What’s next on the technology horizon? Are there emerging technologies which will affect your products or the industry as a whole? How will hybridization, electrification and smart systems continue to progress within the next year and on into the future?

Matt Rushing, Vice President Global ATS Product Line, AGCO Corp.

We are looking forward to new coming developments with sensors and UAV technology, realizing we’ve only begun to scratch the surface of what sensors and aerial imagery can capture about machines and their efficiency, as well as more about what’s going on in the field. The degree of electrification, smart sensors and autonomous machinery will only increase in coming years. Smart systems will help producers make decisions on the go and increase the overall efficiency and profitability of their operation.

Collecting the data is only half the story. The game-changer is in analyzing it and turning it into insights that you can use to make decisions that will improve productivity. Enabling connectivity and analytics through strategic partnerships is where OEMs, like AGCO, can add value while supporting growers’ choices of agricultural service providers. 

Ross: The first step is the merging of technology to move vehicles from the CAD environment to the “digital twin” to enable virtual vehicle design. This is moving existing tools into the mainstream of our clients. Once components are designed, using the digital twin, 3D printers can then save time on manufacturing, further reducing time to design, and build a new hybrid vehicle.

Muli: We are always working in step-lock mode with our user community to develop solutions required to innovate, research and design. We endeavor to support the engineering community for making the development process efficient and easy to reach the highest quality goals. We look forward to further breakthroughs in electronic components, battery systems, and overall systems and supporting them with our portfolio.

Schneidewind: Our customers continue to develop machines with the goal of improving energy efficiency and productivity. Smart systems that provide more information to the operator and the machine itself will contribute to improved efficiency and productivity and therefore will continue to progress in the future especially as costs for these feedback devices and controllers continue to drop. As electronic feedback devices are introduced into more electrohydraulic systems, we can actually simplify our hydraulic circuits by removing some of the “hydraulic” feedback devices and lower our cost for the system. As a result, we want to develop new products and technologies that will take advantage of the feedback devices in the electrohydraulic system so that our devices can add more value to the smart system.
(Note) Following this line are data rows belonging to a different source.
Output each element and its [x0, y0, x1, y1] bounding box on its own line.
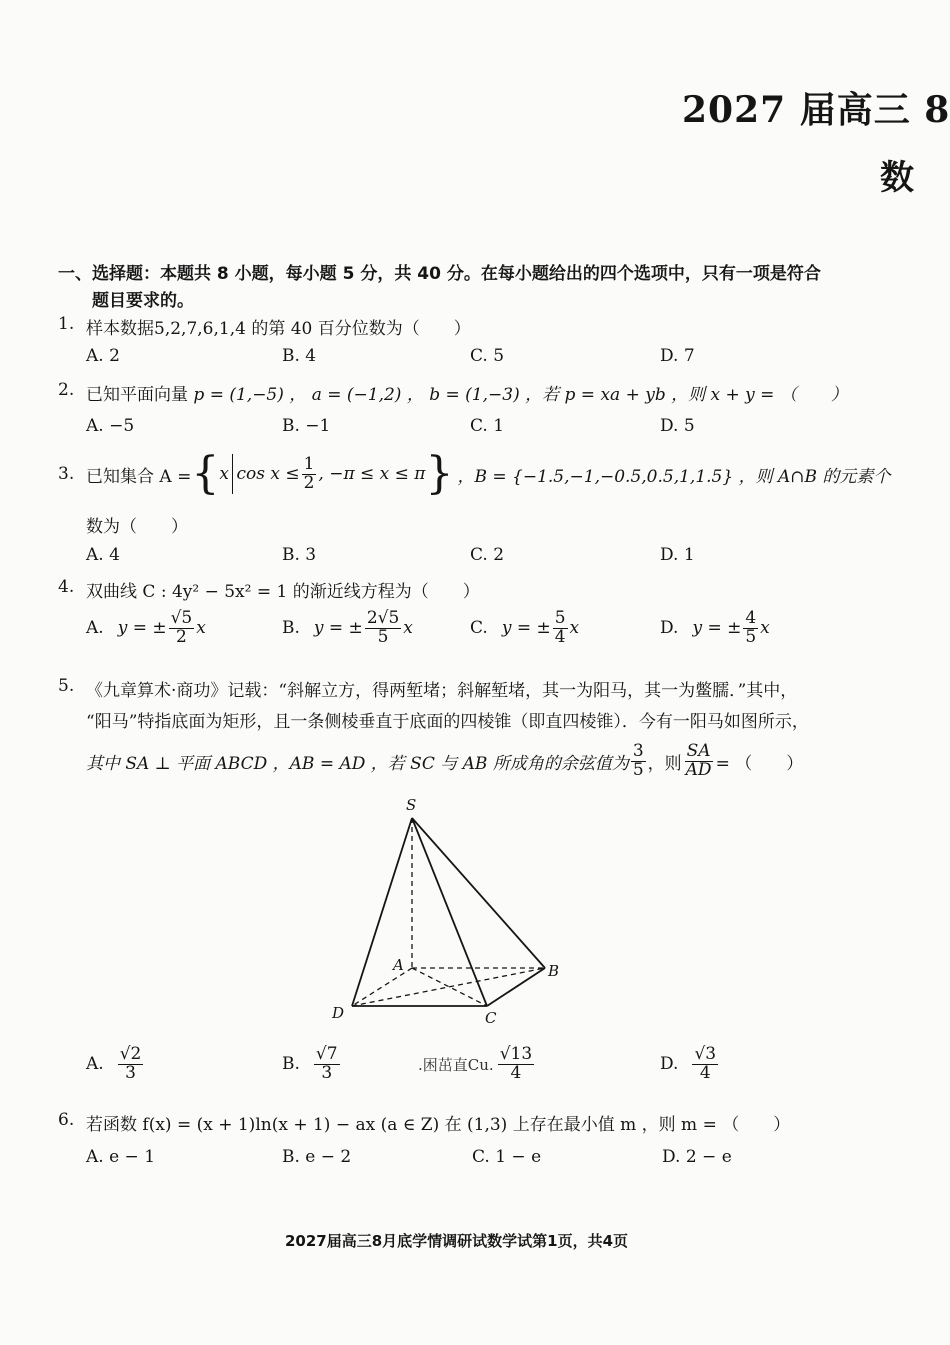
fraction: [314, 1043, 340, 1083]
section-heading: 一、选择题：本题共 8 小题，每小题 5 分，共 40 分。在每小题给出的四个选项中，只有一项是符合: [58, 264, 821, 284]
option-var: x: [196, 618, 206, 639]
question-stem: [86, 446, 890, 502]
fraction-den: 3: [125, 1062, 136, 1083]
question-stem-cont: 数为（ ）: [86, 517, 188, 537]
fraction: [631, 740, 646, 780]
option-var: x: [569, 618, 580, 639]
edge-cb: [487, 968, 545, 1006]
question-stem: 双曲线 C : 4y² − 5x² = 1 的渐近线方程为（ ）: [86, 582, 480, 602]
fraction: [302, 453, 317, 493]
question-stem: [86, 380, 848, 405]
option-d[interactable]: D. 2 − e: [662, 1147, 732, 1167]
fraction: [743, 610, 758, 647]
edge-sc: [412, 818, 487, 1006]
option-label: A.: [86, 618, 104, 639]
option-d[interactable]: D. 5: [660, 416, 695, 436]
stem-math: 其中 SA ⊥ 平面 ABCD ，AB = AD ，若 SC 与 AB 所成角的余弦值为: [86, 753, 629, 774]
fraction-num: √5: [170, 608, 193, 628]
pyramid-figure: [320, 790, 580, 1030]
option-c[interactable]: C. 1: [470, 416, 505, 436]
edge-sd: [352, 818, 412, 1006]
edge-sb: [412, 818, 545, 968]
vertex-label-d: D: [332, 1004, 345, 1022]
option-b[interactable]: B. 4: [282, 346, 317, 366]
question-number: 1.: [58, 314, 75, 334]
question-stem: 若函数 f(x) = (x + 1)ln(x + 1) − ax (a ∈ Z) 在 (1,3) 上存在最小值 m ，则 m = （ ）: [86, 1115, 791, 1135]
option-b[interactable]: B. 3: [282, 545, 317, 565]
question-number: 3.: [58, 464, 75, 484]
fraction-den: 4: [699, 1062, 711, 1083]
question-number: 6.: [58, 1110, 75, 1130]
option-d[interactable]: [660, 610, 770, 647]
vertex-label-a: A: [393, 956, 404, 974]
question-stem: 样本数据5,2,7,6,1,4 的第 40 百分位数为（ ）: [86, 319, 471, 339]
set-close-brace: }: [425, 448, 454, 499]
option-c[interactable]: C. 1 − e: [472, 1147, 542, 1167]
set-open-brace: {: [191, 448, 220, 499]
fraction: [498, 1043, 534, 1083]
option-a[interactable]: [86, 1036, 145, 1092]
vertex-label-b: B: [548, 962, 560, 980]
fraction-num: √2: [119, 1043, 142, 1064]
option-expr: y = ±: [117, 618, 167, 639]
stem-text: ，则: [647, 753, 682, 774]
option-b[interactable]: B. −1: [282, 416, 331, 436]
question-number: 2.: [58, 380, 75, 400]
option-label: B.: [282, 618, 300, 639]
set-range: , −π ≤ x ≤ π: [318, 464, 426, 484]
vertex-label-c: C: [485, 1009, 497, 1027]
option-b[interactable]: B. e − 2: [282, 1147, 352, 1167]
section-heading-cont: 题目要求的。: [92, 291, 194, 311]
option-label: A.: [86, 1054, 104, 1074]
stem-text: 已知平面向量: [86, 385, 194, 405]
set-cond: cos x ≤: [236, 464, 300, 484]
fraction: [365, 610, 401, 647]
option-c[interactable]: C. 5: [470, 346, 505, 366]
fraction-den: 4: [554, 626, 566, 647]
fraction: [169, 610, 195, 647]
set-var: x: [219, 464, 229, 484]
stem-math: p = (1,−5) ， a = (−1,2) ， b = (1,−3) ，若 p = xa + yb ，则 x + y = （ ）: [193, 385, 848, 405]
fraction-num: SA: [686, 740, 711, 761]
option-expr: y = ±: [313, 618, 363, 639]
fraction-num: 3: [632, 740, 644, 761]
question-stem: 《九章算术·商功》记载：“斜解立方，得两堑堵；斜解堑堵，其一为阳马，其一为鳖臑．”其中，: [86, 681, 798, 701]
fraction-den: 2: [176, 626, 187, 647]
fraction-den: 2: [303, 472, 315, 493]
exam-title: 2027 届高三 8: [682, 89, 950, 131]
option-c[interactable]: [470, 610, 579, 647]
question-number: 4.: [58, 577, 75, 597]
fraction-den: 5: [632, 759, 644, 780]
option-b[interactable]: [282, 1036, 342, 1092]
fraction-den: 5: [377, 626, 389, 647]
fraction: [118, 1043, 144, 1083]
fraction-den: 3: [321, 1062, 333, 1083]
option-var: x: [760, 618, 770, 639]
fraction-den: AD: [685, 759, 712, 780]
fraction: [692, 1043, 718, 1083]
fraction: [684, 740, 714, 780]
option-d[interactable]: D. 1: [660, 545, 695, 565]
option-expr: y = ±: [692, 618, 742, 639]
option-a[interactable]: A. e − 1: [86, 1147, 156, 1167]
option-c[interactable]: C. 2: [470, 545, 505, 565]
option-a[interactable]: [86, 610, 206, 647]
option-b[interactable]: [282, 610, 413, 647]
fraction-num: √3: [694, 1043, 717, 1064]
question-stem-cont: “阳马”特指底面为矩形，且一条侧棱垂直于底面的四棱锥（即直四棱锥）．今有一阳马如图所示，: [86, 712, 809, 732]
fraction: [553, 610, 568, 647]
option-d[interactable]: [660, 1036, 720, 1092]
option-d[interactable]: D. 7: [660, 346, 695, 366]
option-label: D.: [660, 618, 679, 639]
option-a[interactable]: A. −5: [86, 416, 135, 436]
option-expr: y = ±: [501, 618, 551, 639]
option-label: D.: [660, 1054, 679, 1074]
fraction-num: √13: [499, 1043, 533, 1064]
option-label: B.: [282, 1054, 300, 1074]
question-stem-cont2: [86, 736, 803, 786]
page-footer: 2027届高三8月底学情调研试数学试第1页，共4页: [285, 1232, 629, 1250]
fraction-den: 5: [745, 626, 757, 647]
fraction-den: 4: [510, 1062, 522, 1083]
option-var: x: [403, 618, 413, 639]
fraction-num: √7: [315, 1043, 338, 1064]
stem-text: 已知集合 A =: [86, 466, 192, 487]
question-number: 5.: [58, 676, 75, 696]
fraction-num: 1: [303, 453, 315, 474]
stem-math: ，B = {−1.5,−1,−0.5,0.5,1,1.5} ，则 A∩B 的元素个: [457, 466, 891, 487]
option-a[interactable]: A. 4: [86, 545, 120, 565]
set-divider: [232, 454, 234, 494]
option-a[interactable]: A. 2: [86, 346, 120, 366]
stem-text: = （ ）: [715, 753, 804, 774]
fraction-num: 2√5: [366, 608, 400, 628]
fraction-num: 4: [745, 608, 757, 628]
fraction-num: 5: [554, 608, 566, 628]
subject-label: 数: [880, 158, 914, 198]
option-c[interactable]: [418, 1036, 536, 1092]
scan-artifact-text: .困茁直Cu.: [418, 1055, 494, 1074]
option-label: C.: [470, 618, 488, 639]
vertex-label-s: S: [406, 796, 417, 814]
Weiss: Total cost of ownership, emission requirements, energy conservation, and fuel efficiency are driving heavy equipment manufacturers towards developing more sustainable hybrid solutions in the marketplace. It is clear that there are uncertainties around the approach and the final solution (based on equipment and the upfront costs). However, the benefits outweigh the hurdles and OEMs are increasingly bringing hybrids into the spotlight.

At SKF we are focusing on fine-tuning the products to bring better and higher value to the customers and make them more competitive. This will help in reducing the total cost of ownership to our customers. There is also a renewed focus in miniaturizing the technology and applying it to asset and life cycle management of the heavy equipment. 

Gaiazzi: To face future pollutants and CO2 reduction challenges the right combination of these technologies is a key element. Furthermore, regarding powertrain hybridization, we are living a situation similar to the one [that] has been experienced with alternative fuels several years ago: the challenge is a wide diffusion of products in terms of volumes and of supporting infrastructure networks.